Meet Mr.Hatcher


Mr.Hatcher makes popcorn with his students to sell to other teachers and students around school.

Ava Babson, Staff writer

David Hatcher was a custodian at West Brunswick for about five years, soon after he left West, he became a teacher assistant at South Brunswick high school for another five years. He is now in the process of his student internship and finishing up his teaching degree here at West to become a Special Ed teacher.

Becoming an Exceptional Children’s teacher may look appealing on paper because of the hiring bonus that comes with it; however, it takes a special person to have the patience and wherewithal to work and provide for students with special needs. They are trained to work with kids who have a wide range of different disabilities or special needs: learning disabilities, behavioral disorders, or developmental delays. These teachers have to use specialized teaching methods and tools to be able to meet the unique needs of each student in order to help them succeed academically and socially.

“I’ve always been interested in EC, so it didn’t really change my mind,” said Hatcher. “I just went to school and stuff like that to get to be a teacher.”

Stephanie McClean, the department head and EC teacher here, has Hatcher in her classroom as his cooperating teacher during Hatcher’s internship. McClean has enjoyed being in the classroom and seeing him work.

“I think he’s going to be a great special ed teacher,” said McClean. “He’s got a real heart for special ed kids, and you can tell he really cares about them and wants to see each child really meet his or her potential and it comes across in the classroom when he’s working with the kids.”

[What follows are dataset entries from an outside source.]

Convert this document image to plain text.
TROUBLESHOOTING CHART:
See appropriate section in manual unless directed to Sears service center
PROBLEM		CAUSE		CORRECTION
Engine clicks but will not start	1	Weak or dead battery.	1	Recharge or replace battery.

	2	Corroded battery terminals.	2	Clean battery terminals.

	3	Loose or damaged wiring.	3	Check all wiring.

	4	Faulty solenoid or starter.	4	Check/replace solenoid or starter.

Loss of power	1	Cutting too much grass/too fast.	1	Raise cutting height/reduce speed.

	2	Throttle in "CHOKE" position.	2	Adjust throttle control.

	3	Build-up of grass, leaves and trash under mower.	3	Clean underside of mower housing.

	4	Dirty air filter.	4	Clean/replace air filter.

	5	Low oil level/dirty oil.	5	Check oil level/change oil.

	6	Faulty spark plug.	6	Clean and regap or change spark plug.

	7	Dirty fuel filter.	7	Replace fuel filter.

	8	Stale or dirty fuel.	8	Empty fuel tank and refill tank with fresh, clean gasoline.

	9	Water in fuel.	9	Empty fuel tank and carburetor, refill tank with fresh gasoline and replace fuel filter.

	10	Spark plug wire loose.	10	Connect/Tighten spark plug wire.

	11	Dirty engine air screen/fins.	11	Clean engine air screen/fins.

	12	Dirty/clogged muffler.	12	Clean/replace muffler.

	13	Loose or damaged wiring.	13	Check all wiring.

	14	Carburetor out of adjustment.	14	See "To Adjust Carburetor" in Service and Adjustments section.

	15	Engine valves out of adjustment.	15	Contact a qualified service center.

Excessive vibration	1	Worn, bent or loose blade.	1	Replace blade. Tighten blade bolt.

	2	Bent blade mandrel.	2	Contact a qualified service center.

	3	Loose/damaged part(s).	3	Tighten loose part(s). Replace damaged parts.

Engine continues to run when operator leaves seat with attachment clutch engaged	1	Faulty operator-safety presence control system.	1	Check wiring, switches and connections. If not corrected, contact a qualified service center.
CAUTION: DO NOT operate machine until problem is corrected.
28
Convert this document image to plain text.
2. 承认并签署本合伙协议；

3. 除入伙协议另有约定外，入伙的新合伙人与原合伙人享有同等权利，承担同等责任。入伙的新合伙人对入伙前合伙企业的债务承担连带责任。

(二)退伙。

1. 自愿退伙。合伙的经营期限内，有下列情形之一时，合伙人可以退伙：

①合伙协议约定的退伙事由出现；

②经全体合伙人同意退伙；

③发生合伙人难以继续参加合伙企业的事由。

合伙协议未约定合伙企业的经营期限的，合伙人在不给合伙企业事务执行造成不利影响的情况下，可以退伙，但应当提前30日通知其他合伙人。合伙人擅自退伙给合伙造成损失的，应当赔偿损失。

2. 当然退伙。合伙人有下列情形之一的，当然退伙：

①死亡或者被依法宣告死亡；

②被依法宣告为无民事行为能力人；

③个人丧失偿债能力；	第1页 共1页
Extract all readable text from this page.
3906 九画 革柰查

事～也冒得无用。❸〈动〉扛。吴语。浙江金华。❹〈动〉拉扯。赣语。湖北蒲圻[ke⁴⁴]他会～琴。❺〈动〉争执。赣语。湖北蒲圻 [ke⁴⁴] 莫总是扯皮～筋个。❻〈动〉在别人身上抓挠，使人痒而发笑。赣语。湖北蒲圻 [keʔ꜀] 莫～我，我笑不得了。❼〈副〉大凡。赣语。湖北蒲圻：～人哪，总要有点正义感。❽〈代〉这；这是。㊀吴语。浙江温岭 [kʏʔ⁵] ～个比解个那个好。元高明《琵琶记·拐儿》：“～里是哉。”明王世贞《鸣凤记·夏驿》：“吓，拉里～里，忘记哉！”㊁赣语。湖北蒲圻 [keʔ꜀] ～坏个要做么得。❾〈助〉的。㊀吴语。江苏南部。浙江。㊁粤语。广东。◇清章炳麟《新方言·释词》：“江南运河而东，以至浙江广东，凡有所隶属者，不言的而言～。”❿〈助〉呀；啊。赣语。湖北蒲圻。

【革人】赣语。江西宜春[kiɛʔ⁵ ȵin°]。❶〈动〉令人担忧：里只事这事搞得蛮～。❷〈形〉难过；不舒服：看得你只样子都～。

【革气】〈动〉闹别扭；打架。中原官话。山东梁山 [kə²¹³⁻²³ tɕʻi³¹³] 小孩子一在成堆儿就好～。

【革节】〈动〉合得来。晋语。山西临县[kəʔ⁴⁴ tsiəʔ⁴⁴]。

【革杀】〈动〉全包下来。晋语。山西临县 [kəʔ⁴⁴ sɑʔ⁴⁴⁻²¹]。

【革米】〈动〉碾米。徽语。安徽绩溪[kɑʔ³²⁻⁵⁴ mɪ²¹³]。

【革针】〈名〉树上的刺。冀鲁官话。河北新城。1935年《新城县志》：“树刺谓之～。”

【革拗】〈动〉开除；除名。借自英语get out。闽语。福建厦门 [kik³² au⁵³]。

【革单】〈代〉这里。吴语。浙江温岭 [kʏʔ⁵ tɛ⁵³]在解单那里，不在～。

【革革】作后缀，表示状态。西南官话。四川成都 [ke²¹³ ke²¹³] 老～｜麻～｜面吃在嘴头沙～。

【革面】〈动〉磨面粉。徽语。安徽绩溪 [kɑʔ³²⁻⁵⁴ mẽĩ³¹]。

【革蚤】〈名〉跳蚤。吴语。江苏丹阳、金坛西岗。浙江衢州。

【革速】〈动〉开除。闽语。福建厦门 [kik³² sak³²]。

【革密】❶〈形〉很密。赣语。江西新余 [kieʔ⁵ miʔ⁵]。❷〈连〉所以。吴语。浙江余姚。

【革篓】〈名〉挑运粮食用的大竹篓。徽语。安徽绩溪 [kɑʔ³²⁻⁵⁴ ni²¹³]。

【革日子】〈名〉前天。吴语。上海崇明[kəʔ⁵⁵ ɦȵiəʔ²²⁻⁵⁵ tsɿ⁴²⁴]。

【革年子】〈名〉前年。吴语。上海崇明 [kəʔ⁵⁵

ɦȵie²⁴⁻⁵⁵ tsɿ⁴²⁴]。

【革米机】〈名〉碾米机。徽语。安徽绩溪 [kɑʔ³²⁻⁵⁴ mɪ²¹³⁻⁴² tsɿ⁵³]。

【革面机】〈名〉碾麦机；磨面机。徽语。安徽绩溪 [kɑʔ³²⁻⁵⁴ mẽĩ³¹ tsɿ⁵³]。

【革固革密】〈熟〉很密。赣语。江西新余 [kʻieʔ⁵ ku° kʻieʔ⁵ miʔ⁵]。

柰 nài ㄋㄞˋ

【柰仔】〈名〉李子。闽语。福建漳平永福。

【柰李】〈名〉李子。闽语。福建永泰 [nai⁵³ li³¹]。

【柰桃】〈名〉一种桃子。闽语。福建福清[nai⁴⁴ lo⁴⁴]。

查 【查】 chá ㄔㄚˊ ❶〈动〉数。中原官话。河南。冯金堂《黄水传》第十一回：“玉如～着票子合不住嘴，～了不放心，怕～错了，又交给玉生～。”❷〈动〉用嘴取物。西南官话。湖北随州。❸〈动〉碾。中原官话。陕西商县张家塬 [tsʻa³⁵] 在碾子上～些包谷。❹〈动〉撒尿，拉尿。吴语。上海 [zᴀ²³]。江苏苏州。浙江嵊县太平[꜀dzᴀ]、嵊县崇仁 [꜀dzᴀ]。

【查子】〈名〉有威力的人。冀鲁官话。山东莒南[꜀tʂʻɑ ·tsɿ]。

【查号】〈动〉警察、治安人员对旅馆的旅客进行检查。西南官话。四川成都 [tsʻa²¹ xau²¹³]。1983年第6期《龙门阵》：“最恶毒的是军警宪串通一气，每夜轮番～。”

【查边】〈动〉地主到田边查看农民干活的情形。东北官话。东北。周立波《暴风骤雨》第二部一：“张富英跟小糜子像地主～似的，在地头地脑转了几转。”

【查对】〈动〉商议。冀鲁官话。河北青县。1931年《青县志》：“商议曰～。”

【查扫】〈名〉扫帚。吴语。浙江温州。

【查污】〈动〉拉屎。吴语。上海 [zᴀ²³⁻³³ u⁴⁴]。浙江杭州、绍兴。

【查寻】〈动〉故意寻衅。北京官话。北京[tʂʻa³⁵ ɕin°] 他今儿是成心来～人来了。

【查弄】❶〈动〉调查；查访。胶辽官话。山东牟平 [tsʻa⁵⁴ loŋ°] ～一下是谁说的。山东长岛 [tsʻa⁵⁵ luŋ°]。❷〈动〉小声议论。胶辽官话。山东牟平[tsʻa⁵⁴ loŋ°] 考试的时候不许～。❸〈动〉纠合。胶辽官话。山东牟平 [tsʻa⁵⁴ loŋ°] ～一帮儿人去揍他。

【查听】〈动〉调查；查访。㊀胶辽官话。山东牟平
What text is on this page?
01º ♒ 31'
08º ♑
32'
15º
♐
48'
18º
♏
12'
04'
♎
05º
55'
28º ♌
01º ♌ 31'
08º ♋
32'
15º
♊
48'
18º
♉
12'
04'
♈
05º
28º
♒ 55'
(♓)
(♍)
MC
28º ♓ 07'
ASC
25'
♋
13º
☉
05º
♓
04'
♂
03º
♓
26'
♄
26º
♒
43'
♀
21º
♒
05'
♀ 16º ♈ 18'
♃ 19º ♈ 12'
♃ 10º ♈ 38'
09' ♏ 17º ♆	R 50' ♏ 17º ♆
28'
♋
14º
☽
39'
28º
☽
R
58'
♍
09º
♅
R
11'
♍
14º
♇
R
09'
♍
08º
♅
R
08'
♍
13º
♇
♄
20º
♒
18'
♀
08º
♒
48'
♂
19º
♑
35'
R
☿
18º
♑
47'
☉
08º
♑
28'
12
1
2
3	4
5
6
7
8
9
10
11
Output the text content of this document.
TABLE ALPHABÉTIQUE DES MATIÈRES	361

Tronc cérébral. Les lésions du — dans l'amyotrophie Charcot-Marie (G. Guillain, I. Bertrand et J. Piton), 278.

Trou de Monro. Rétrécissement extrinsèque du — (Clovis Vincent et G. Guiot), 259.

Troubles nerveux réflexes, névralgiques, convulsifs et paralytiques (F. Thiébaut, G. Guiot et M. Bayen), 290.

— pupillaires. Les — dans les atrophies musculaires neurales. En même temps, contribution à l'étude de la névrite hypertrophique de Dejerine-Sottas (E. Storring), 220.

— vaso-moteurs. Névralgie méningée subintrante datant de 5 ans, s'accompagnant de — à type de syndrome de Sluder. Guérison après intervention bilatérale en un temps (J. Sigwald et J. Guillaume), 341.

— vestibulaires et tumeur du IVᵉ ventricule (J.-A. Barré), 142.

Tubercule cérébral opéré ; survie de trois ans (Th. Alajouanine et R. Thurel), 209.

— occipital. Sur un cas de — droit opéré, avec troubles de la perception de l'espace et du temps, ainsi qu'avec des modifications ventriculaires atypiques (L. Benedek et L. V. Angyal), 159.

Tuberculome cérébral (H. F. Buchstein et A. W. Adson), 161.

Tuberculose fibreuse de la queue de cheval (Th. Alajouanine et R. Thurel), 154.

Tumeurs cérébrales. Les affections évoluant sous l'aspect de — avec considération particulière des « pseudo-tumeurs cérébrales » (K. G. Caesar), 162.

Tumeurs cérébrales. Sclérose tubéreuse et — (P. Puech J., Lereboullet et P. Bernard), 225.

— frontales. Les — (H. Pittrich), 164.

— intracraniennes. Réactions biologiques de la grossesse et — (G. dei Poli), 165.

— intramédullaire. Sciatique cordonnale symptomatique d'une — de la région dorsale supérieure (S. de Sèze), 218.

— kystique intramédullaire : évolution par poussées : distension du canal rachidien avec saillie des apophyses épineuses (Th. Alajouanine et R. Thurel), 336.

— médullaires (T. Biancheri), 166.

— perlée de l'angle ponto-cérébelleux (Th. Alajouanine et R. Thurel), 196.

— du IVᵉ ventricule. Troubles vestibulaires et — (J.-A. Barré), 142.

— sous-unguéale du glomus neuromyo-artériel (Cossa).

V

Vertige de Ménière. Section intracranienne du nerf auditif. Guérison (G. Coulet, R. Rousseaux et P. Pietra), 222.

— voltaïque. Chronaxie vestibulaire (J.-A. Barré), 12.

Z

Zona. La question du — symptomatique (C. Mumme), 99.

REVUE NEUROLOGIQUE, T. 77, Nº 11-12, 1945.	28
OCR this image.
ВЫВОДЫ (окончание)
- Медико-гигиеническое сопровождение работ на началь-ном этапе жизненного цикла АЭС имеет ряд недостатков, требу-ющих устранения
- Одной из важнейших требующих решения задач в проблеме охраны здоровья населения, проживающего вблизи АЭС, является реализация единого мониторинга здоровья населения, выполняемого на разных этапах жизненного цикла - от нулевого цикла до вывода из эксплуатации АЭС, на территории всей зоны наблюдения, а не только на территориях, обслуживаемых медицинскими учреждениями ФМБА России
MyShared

Hatcher has grown to connect with the kids that have special needs throughout the years. He has a personal connection with his son with disabilities which has given him the ability to understand how those kids live and cope with different obstacles in life, especially when it comes to learning. 

“For EC, mainly I worked with one student for about ten years that had autism, so I was interested in that.” said Hatcher, “also my son, he’s diagnosed with ADHD and ODD, so that got me even more interested in it.”

Here in the EC program, some classes really focus on one subject, and that keeps the students focused on learning specific things and learning real life skills they can use at any point in their life, no matter what workforce they go into.

“We teach employment prep, so I enjoy doing job sites with them, teaching them job skills, getting them out in the community, working, and so that’s going to be their future is working,” said Hatcher. “My favorite part is seeing from when they first start, like in 9th grade to when they get to 12th grade, how much skills they’ve gained doing job sites.”

Those students can benefit from employment preparation in multiple ways. It will provide students with the skills they need to succeed in the workforce, no matter what type of disability they have. They will also use those skills in their daily life because employment prep also comes with basic skills like customer service, manners, technical skills, teamwork, communication, etc.

“I think Mr.Hatcher is a great guy,” said McLean. “I think that he’s really smart and he’s really passionate about the kids, so I think wherever he lands, he’ll do an excellent job.”